The first US Drug czar was Harry J. Anslinger, who served as the first Commissioner of the Treasury Department's Federal Bureau of Narcotics from 1930 to 1962, under the administrations of five presidents: Herbert Hoover, Franklin Delano Roosevelt, Harry S. Truman, Dwight D. Eisenhower and John F. Kennedy. Legislative efforts for marijuana prohibition under Anslinger included a push for all states to adopt similar drug laws, the Uniform State Narcotic Drug Act and the Marijuana Tax Act of 1937, which in effect criminalized the drug and set the stage for marijuana prohibition.

=== Nixon and Ford administrations ===
- Jerome Jaffe, head of the Special Office for Drug Abuse Prevention
- Myles Ambrose, head of the Office of Drug Abuse Law Enforcement (ODALE)
- Robert DuPont, Director of the National Institute on Drug Abuse (NIDA) and head of the Narcotics Treatment Administration

=== Carter administration ===
- Peter Bourne, Director of the National Drug Control Policy followed by Lee I Dogoloff
- Mathea Falco, Assistant Secretary of State for International Narcotics

=== Reagan administration ===
- Carlton Turner PhD, ScD, Director of the Drug Abuse Policy Office. Turner, while working as drug czar, was in communication with Elisaldo Carlini, a scientist in Brazil whose lab was studying the beneficial effects of CBD. Turner helped establish the Marijuana Research Project at the University of Mississippi
- D. Ian McDonald, MD. Deputy Assistant to the President, Drug Abuse Policy Office
- Vice President George H.W. Bush, who created and oversaw the Vice President's National Narcotics Border Interdiction System

=== 1988-present ===
- The Director of the Office of National Drug Control Policy

=== Trump administration ===
- The Chair of the Opioid and Drug Abuse Commission, (who has been described as an "opioid czar")

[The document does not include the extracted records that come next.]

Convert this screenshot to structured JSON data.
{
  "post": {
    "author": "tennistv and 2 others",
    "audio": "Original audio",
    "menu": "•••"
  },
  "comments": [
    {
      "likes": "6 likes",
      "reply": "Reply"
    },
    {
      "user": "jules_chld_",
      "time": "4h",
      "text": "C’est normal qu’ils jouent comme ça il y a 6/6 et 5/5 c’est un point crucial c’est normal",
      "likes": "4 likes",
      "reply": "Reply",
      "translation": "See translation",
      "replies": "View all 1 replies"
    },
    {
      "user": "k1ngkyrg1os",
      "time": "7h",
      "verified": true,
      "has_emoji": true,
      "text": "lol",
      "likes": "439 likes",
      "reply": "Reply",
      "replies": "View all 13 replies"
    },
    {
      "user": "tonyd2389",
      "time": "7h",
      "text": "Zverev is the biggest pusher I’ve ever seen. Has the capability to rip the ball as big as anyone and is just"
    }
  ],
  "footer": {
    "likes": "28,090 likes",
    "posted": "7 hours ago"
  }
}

=== State and local authorities ===
In California, the head of the state Bureau of Medical Cannabis has been called "marijuana czar".

Following statewide medical and recreational legalization, the city of Sacramento, California appointed a director of cannabis policy and enforcement, called a pot czar.

In Washington State, the consultant to the Washington State Liquor and Cannabis Board determining statewide procedures and regulations following legalization was "quickly dubbed 'pot czar'". A similar cannabis regulation staff position in Oregon Liquor Control Commission was also called "marijuana czar".

== United Kingdom ==
In the UK, Keith Hellawell, former Drugs Advisor to the Labour government of Tony Blair, has been referred to as a drug czar.